If you try replacing

for g in gs:
    features = g.ndata["feat"]
    labels = g.ndata["label"]
    train_mask = g.ndata["train_mask"]
    val_mask = g.ndata["val_mask"]
    test_mask = g.ndata["test_mask"]
    in_feats = features.shape[1]
    # n_classes = data.num_labels
    n_classes = n_classes
    n_edges = g.num_edges()

    logits = model(g, features)
    loss = loss_fcn(logits[train_mask], labels[train_mask])
    losses.append(loss.item())
    optimizer.zero_grad()
    loss.backward()
    optimizer.step()

with

all_logits = []
all_labels = []
all_train_masks = []
for g in gs:
    features = g.ndata["feat"]
    labels = g.ndata["label"]
    train_mask = g.ndata["train_mask"]
    val_mask = g.ndata["val_mask"]
    test_mask = g.ndata["test_mask"]
    in_feats = features.shape[1]
    # n_classes = data.num_labels
    n_classes = n_classes
    n_edges = g.num_edges()

    logits = model(g, features)
    all_logits.append(logits)
    all_labels.append(labels)
    all_train_masks.append(train_mask)
    # loss = loss_fcn(logits[train_mask], labels[train_mask])
    # losses.append(loss.item())
    # optimizer.zero_grad()
    # loss.backward()
    # optimizer.step()
logits = torch.cat(all_logits)
labels = torch.cat(all_labels)
train_masks = torch.cat(all_train_masks)
loss = loss_fcn(logits[train_mask], labels[train_mask])
losses.append(loss.item())
optimizer.zero_grad()
loss.backward()
optimizer.step()

You will see a similar result to the batched case. That says, I doubt it’s simply because your data is randomly generated in a noisy way and a larger batch size just helps a lot for a fast convergence.

I was wondering:

Since labels are just the node’s own features “degree” (int) and “strat” (either 1 or 0) multiplied, then graph convolution would actually confuse this information. However, should it be impossible to represent this function? Bc that’s what I’m finding.

logits tensor([0.2616, 0.2639, 0.2456, 0.2272, 0.2615, 0.2333, 0.2315, 0.2304, 0.2486,
        0.2493], grad_fn=<SliceBackward>)
label tensor([0.6000, 0.0000, 0.7000, 0.0000, 0.0000, 0.0000, 0.5000, 0.0000, 0.0000,
        0.0000])
label mean: 0.3467000126838684
batched loss 0.11877474188804626
many gs loss 0.11885928802921626

If so, would Graph Attention be able to? Since it learns edge weights it could learn to only care about self-loops.

UPDATE: trying GAT with default parameters and seeing very similar results. Predicting around the label mean, no sensitivity to when the label is 0. (which should be easy since label==0 when strat==0). Edge weights don’t seem to settle on the self-loops even after dozens of epochs.

image

Edges weighted by attention, color is hotter based on node label (black=0, white=9)

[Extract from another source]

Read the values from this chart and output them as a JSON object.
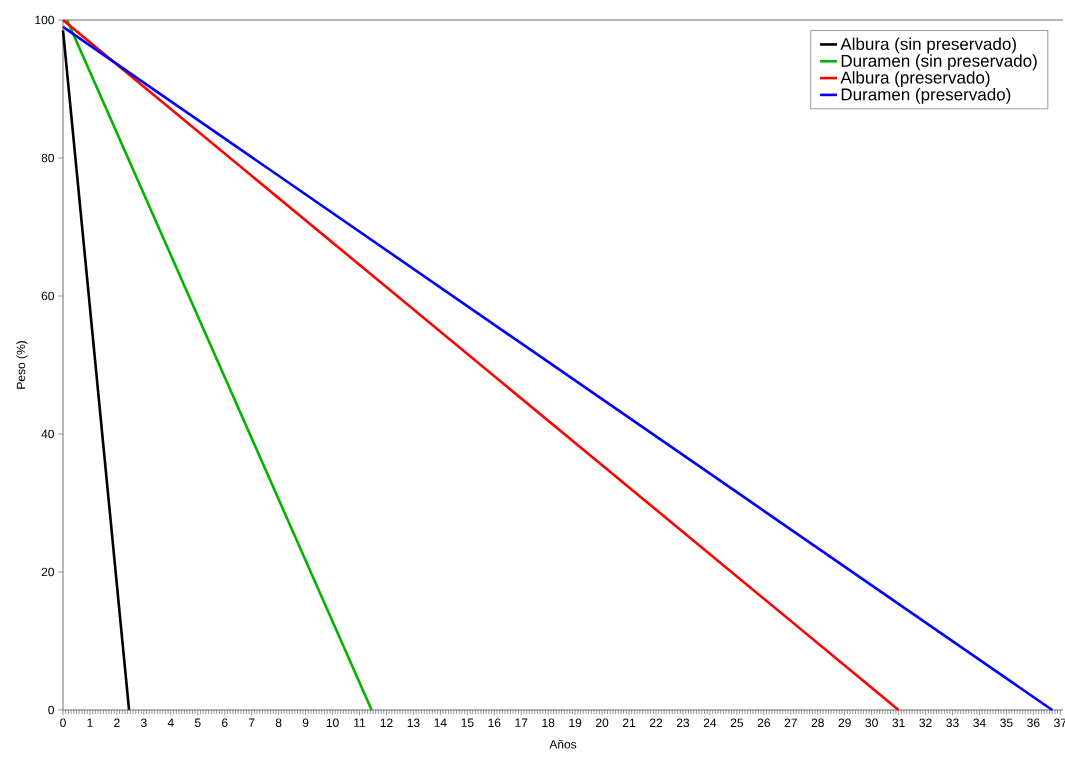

Here’s the gist of my current code:

UPDATE 2:

Since the regression outputs are between 0 and 1, I tried using GAT with L1 loss instead of L2 and it seems to actually learn something!

logits tensor([0.3955, 0.5527, 0.0365, 0.5493, 0.0103, 0.0182, 0.0364, 0.0364, 0.1838,
        0.0342], grad_fn=<SliceBackward>)
label tensor([0.8000, 0.9000, 0.0000, 0.9000, 0.0000, 0.0000, 0.0000, 0.0000, 0.0000,
        0.0000])
label mean: 0.3655099868774414
batched loss 0.017586950212717056
many gs loss 0.07839850544929504

It’s still not perfect, and I wonder why, since it’s such an easy task.

image

UPDATE 3

Confusingly, RMSE (root of the mean squared error) should do even better than L1 on small values, but it makes the results behave the same way as MSE.

GCN instead of GAT doesn’t work great .

Have you tried increasing the number of randomly generated graphs?